Q: Which wire? You talking about the "+" wire to the distributor or the center coil wire?

A: On a Pos ground tractor, that should be the lil wire that hooks to the coils lil + terminal NOT the big center high voltage coil output lead. Its the big high voltage lead which should spark to ground each time the points were closed but are then opened..... ...

Q: Ok one probe of the voltmeter on the coil-to-distributor stud on the coil ("+") and the other end of the voltmeter to where? (Im not electrically savvy)

A: The voltmeter (or better a cheap simple test lamp) will have its - black lead on the coils lil + terminal and its red + lead on frame ground..... .....

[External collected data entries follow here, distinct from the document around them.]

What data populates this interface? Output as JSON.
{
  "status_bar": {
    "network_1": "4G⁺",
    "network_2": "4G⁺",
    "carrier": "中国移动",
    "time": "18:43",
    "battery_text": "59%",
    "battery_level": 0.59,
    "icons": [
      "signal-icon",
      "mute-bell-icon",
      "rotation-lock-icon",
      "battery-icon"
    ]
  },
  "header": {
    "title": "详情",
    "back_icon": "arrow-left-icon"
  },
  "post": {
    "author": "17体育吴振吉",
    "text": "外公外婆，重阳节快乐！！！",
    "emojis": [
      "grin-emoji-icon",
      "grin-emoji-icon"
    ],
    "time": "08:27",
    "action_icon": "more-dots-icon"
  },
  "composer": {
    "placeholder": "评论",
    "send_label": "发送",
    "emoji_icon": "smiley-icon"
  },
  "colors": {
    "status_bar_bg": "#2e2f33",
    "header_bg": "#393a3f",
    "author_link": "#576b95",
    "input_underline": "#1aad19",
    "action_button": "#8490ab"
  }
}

Q: There is only one wire from coil to the distributor, that is the "+" wire. You say ALL
Wires---meaning more than one. Confused.

A: MY fault, I mean the wire on the coils lil + terminal (one that leads down to distributor) SHOULD BE REMOVED..... ..

Q: How am I jumping? from where to where? Excuse my ignorance...


"then remove the lil terminal to and off frame ground"

"lil" terminal? Arent we talking about the center coil wire that is the largest of the three wires on the coil? Or am I misunderstanding?

A: Okay, the big center high voltage wire (removed from distributor cap) is the one held 1/8 away fromm tractor steel and what should spark that gap when the points were closed then open. You jump/connect a lil jumper wire FROM the coils lil + terminal to frame ground, and each time its grounded but then removed, the coils big high votage lead ought to spark the 1/8 gap to the tractor.